At its heart, the problem isn’t that “unlikeable” tag Shephard is clearly proud of: Danni is just impossible and unfunny, an empty clown who’s more vessel for the filmmaker’s critique than a complicated character tampering with the dark side. It especially doesn’t help Deutch, whose all-over-the-place portrayal is too cartoonish to sell the first half’s meager laughs and not keen enough for the late-stage vulnerability that needs to match Isaac’s authentically simmering turn. Even a couple scenes with Embeth Davidtz and Brennan Brown as Danni’s coddling parents add little to our understanding of her, beyond signaling an advantaged upbringing.

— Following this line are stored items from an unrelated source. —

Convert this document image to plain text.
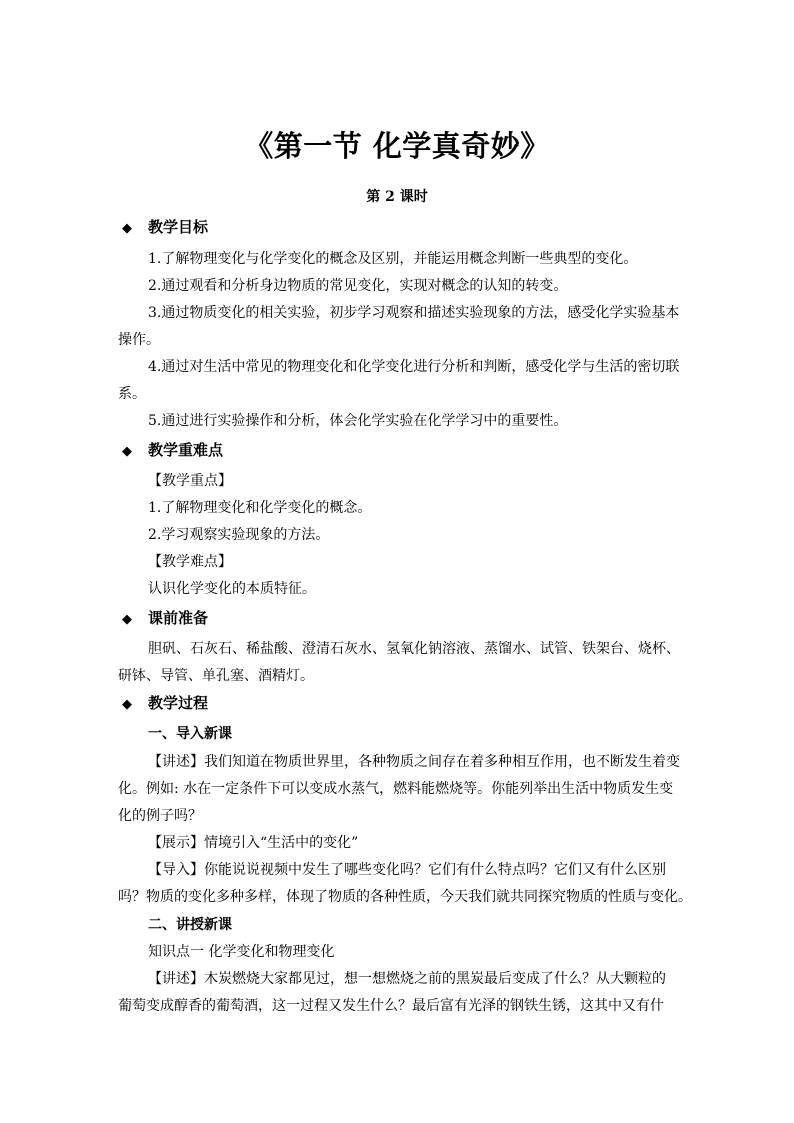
《第一节 化学真奇妙》
第 2 课时
◆ 教学目标
1.了解物理变化与化学变化的概念及区别，并能运用概念判断一些典型的变化。
2.通过观看和分析身边物质的常见变化，实现对概念的认知的转变。
3.通过物质变化的相关实验，初步学习观察和描述实验现象的方法，感受化学实验基本
操作。
4.通过对生活中常见的物理变化和化学变化进行分析和判断，感受化学与生活的密切联
系。
5.通过进行实验操作和分析，体会化学实验在化学学习中的重要性。
◆ 教学重难点
【教学重点】
1.了解物理变化和化学变化的概念。
2.学习观察实验现象的方法。
【教学难点】
认识化学变化的本质特征。
◆ 课前准备
胆矾、石灰石、稀盐酸、澄清石灰水、氢氧化钠溶液、蒸馏水、试管、铁架台、烧杯、
研钵、导管、单孔塞、酒精灯。
◆ 教学过程
一、导入新课
【讲述】我们知道在物质世界里，各种物质之间存在着多种相互作用，也不断发生着变
化。例如: 水在一定条件下可以变成水蒸气，燃料能燃烧等。你能列举出生活中物质发生变
化的例子吗？
【展示】情境引入“生活中的变化”
【导入】你能说说视频中发生了哪些变化吗？它们有什么特点吗？它们又有什么区别
吗？物质的变化多种多样，体现了物质的各种性质，今天我们就共同探究物质的性质与变化。
二、讲授新课
知识点一 化学变化和物理变化
【讲述】木炭燃烧大家都见过，想一想燃烧之前的黑炭最后变成了什么？从大颗粒的
葡萄变成醇香的葡萄酒，这一过程又发生什么？最后富有光泽的钢铁生锈，这其中又有什
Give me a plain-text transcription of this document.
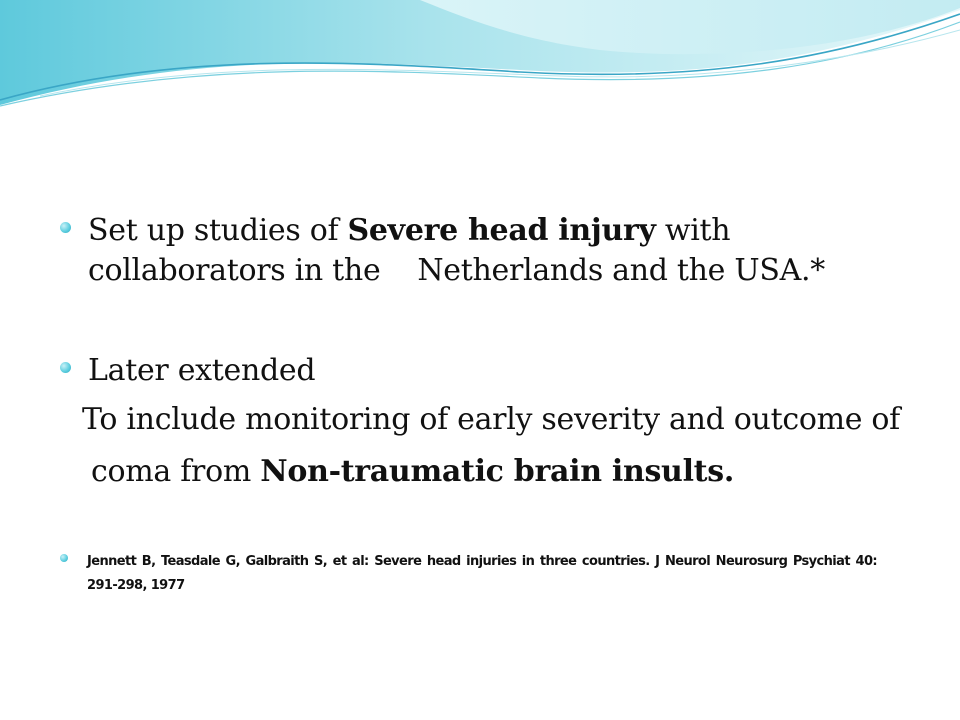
Set up studies of Severe head injury with
collaborators in the    Netherlands and the USA.*
Later extended
To include monitoring of early severity and outcome of
coma from Non-traumatic brain insults.
Jennett B, Teasdale G, Galbraith S, et al: Severe head injuries in three countries. J Neurol Neurosurg Psychiat 40: 291-298, 1977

The benefit of the doubt, considering Shephard’s canny acknowledgement at the end of problematic white narratives, is that Danni’s skin-deep soul is the point – a hoped-for swan song, perhaps, for a certain kind of culturally dominant perspective. Maybe that’s being generous when you want “Not Okay” to reach the heights of “Eighth Grade” or “I May Destroy You” instead of being an off-putting misfire. Shephard is still a percolating talent to watch, even if her slickly executed, attitude-thick second feature ultimately doesn’t illuminate social-media psychology about victims and villains beyond what you already knew.
“Not Okay” premieres Friday on Hulu.